Today in South Africa we see that the role of trade unions is ever evolving as they themselves became major investors in private sector companies whilst taking on various causes.

It is at this juncture that one has to pause and ask the question whether in modern society labour unions still fulfil their primary role of protecting the basic rights of workers.

It seems as if unions are becoming less and less relevant to the well-being of their members as they have shed the role of developing the skills of their workers to advance themselves in the workplace. Another responsibility taken over, rather unsuccessfully, by the state in establishing SETA’s.

Labour unions seem to be more interested in using workers as leverage in achieving their own political objectives.

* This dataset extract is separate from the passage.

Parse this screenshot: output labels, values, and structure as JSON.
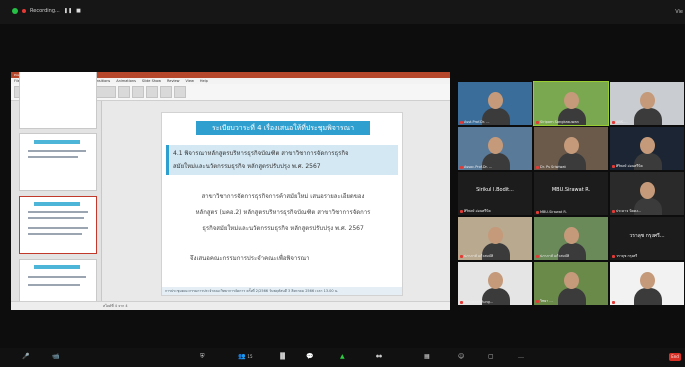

The converse is also true in that union members may be using unions to obtain leverage to promote their own selfish ends.

Allow me a couple of examples of this symbiotic relationship that has the potential of wrecking our economy.

Labour unions seem to use any excuse to let their members embark on strike action in order to flex muscle with their political alliance partners. An example of such a strike was the SAMWU strike almost a year ago when, despite an agreement already being in place, SAMWU embarked on a nationwide strike crippling municipalities. One cannot help but being cynical about this effort and wonder what political concessions were negotiated behind the scenes by union leaders with their governing alliance partner, the ANC, while municipal workers had to go without pay.

It was recently reported that teachers in the Eastern Cape took leave on the first day of the new school term because they were tired from participating in a sport event. The union merely informed the department that the teachers would not be attending school.

These are examples of how unions are increasingly using their members to increase political power while members also abuse unions to do less for more.

I do not dispute that unions have an important role to play in our society when it comes to protecting the basic rights of workers. But are they are losing sight of the basics?

The time has come for the worker to regain the central focus of our society as the basic building block of our economy.

But workers need to be empowered in order to contribute towards economic growth. They require proper education and further education and training that offer them opportunities, not just to obtain jobs but also to advance in the workplace.

This is one area where unions can become more active in helping of their members to explore opportunities to advance themselves. This would create opportunities for new entrants into the job market thus assisting in addressing unemployment.

Unions should also assist in instilling and restoring a sense of responsibility and diligence among workers instead of fostering a culture of entitlement and ducking work at every opportunity. Hard work provides a competitive edge to our economy.

We need to look toward the future and realise that we are part of a continent that is becoming increasingly more competitive. If we lose our competitive edge it will have dire consequences for our ability to create new job opportunities for South Africans.

In an environment where we have a 24% official unemployment rate, everybody needs to pitch in to contribute to economic growth. Without which we cannot create jobs.

This workers day we should not be celebrating labour unions and their political aspirations, we should return the focus to the real heroes of our economy, the workers.